I don't need references because I've proven you incorrect with my own resources. The longer the measurement span, the larger the variance and the standard deviation and the LESS accurate of a representation is the average. Your contention that more data makes for increased accuracy only works if you're attempting to measure a static value. You've admitted so yourself.
You ought to learn to control your temper. And I appreciate the offer, but I really have no need of any of your 'tutoring'.

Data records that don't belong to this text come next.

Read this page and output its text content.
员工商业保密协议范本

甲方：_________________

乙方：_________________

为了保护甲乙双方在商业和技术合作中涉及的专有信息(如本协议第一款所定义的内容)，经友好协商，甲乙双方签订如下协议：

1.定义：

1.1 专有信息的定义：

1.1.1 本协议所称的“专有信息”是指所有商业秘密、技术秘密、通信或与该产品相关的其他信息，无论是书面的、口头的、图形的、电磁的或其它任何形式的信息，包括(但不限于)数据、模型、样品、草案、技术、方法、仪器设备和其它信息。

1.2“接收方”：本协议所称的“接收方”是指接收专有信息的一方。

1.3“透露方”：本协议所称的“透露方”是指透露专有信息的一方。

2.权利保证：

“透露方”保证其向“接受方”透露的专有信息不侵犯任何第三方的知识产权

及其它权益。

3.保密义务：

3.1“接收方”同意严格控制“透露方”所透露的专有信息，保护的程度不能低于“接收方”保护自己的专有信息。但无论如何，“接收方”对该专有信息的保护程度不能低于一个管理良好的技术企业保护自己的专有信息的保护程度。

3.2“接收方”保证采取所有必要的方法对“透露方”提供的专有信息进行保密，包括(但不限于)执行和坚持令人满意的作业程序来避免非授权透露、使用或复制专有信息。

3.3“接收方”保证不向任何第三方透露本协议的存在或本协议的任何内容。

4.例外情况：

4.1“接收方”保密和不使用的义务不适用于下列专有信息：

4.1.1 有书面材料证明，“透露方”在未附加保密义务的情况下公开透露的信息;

You screwed up the concept of "stationary mean" and distorted it into me saying "static value".. which I did not. No points. Penalty for the foul. You still on the THIRD TRY aren't getting that point or most of the OTHER POINTS, but you sure are confident that you are "winning". But you're not..
What references are those? You are incorrect. The POPULATION Variance is an non-varying number. By looking at only SOME of the data -- which is all scientists ever generally do --- you will get BETTER estimates of this truth value the longer you look.
Same deal in estimating the true or PROCESS variance as in estimating the true or PROCESS mean. Longer is better. That's what the math says..
And here's why....
What you're missing is that the values are distributed in accordance with some distribution function --- like a Normal or Rayleigh distribution. For a Normal distribution, 95% of the time, the samples will fall within +/- 2 sigma of the mean. Since the variance or SDEV is the
AVERAGE DISTANCE from the mean --- ESTIMATED variances will all cluster within that range. The AVERAGE DISTANCE from the mean does not change drastically for LARGE Number samples because the effect of say 1 erratically large value which is a 1% probability event DOES NOT INFLUENCE THE TOTAL variance hardly at all.
Instead of longer sample periods giving EVER INCREASING VARIANCE (The Abraham3 Intro to Estimation theory) --
what longer periods do is to CONVERGE the estimate of variance to the true Average DISTANCE from the mean in the distribution... Does not work like you state.
((I'd like to say that the convergence point is at the 50% percent confidence point -- but I'd have to check.. That would place it somewhere around the 0.7 or 0.8 sigma point))
Longer and Larger time estimates of the TRUE variance therefore more represent the variance for the total process.. And it's more LIKELY that any shorter observation window will produce extremely high (or low) ESTIMATES of that variance at any observation.
Let me give you an example.. In a 100 point estimation, an outlier will account for 0.01 times its distance. And that will occur maybe say 5% of the time. If you estimated variance with 2 points. That outlier will contribute 0.5 times it's distance 5% of the time.
Certainly every test of these 2 choices would yield wildly varying variances for the 2 point case and the 100 point case would be a better predictor.
Now realize that your latest theory about shorter sample tests having LOWER variances is based on the fallacy that you are ACCURATELY ESTIMATING THE ONE TRUE PROCESS variance with that shorter sample test. And that's simply not true.
As i said in the beginning the PROCESS only has one true variance. That variance is defined by the shape and type of its distribution function. And the only way you ACCURATELY CONFIRM that variance with an estimation is to use a fairly LONG observation time.
You're right about my temper. Your insistence at creating your own version of math and statistics tests my patience. But since I've been chuckling all day about your bass-ackwards conclusive theory that contradicts EVERY MATH TEXTBOOK IN THE ******* world --- I've decided to join you in your dive down your Rabbit Hole of fictional math theory.. I cant bear to miss the next gem your "your references" come up with.
Lemme make it up to you and give you a "less snarky" retort to your yesterday post below.
Got to tell ya tho --- entertainment value or not --- unless you start producing references and stop channeling your math starved intuition --- you've got nothing.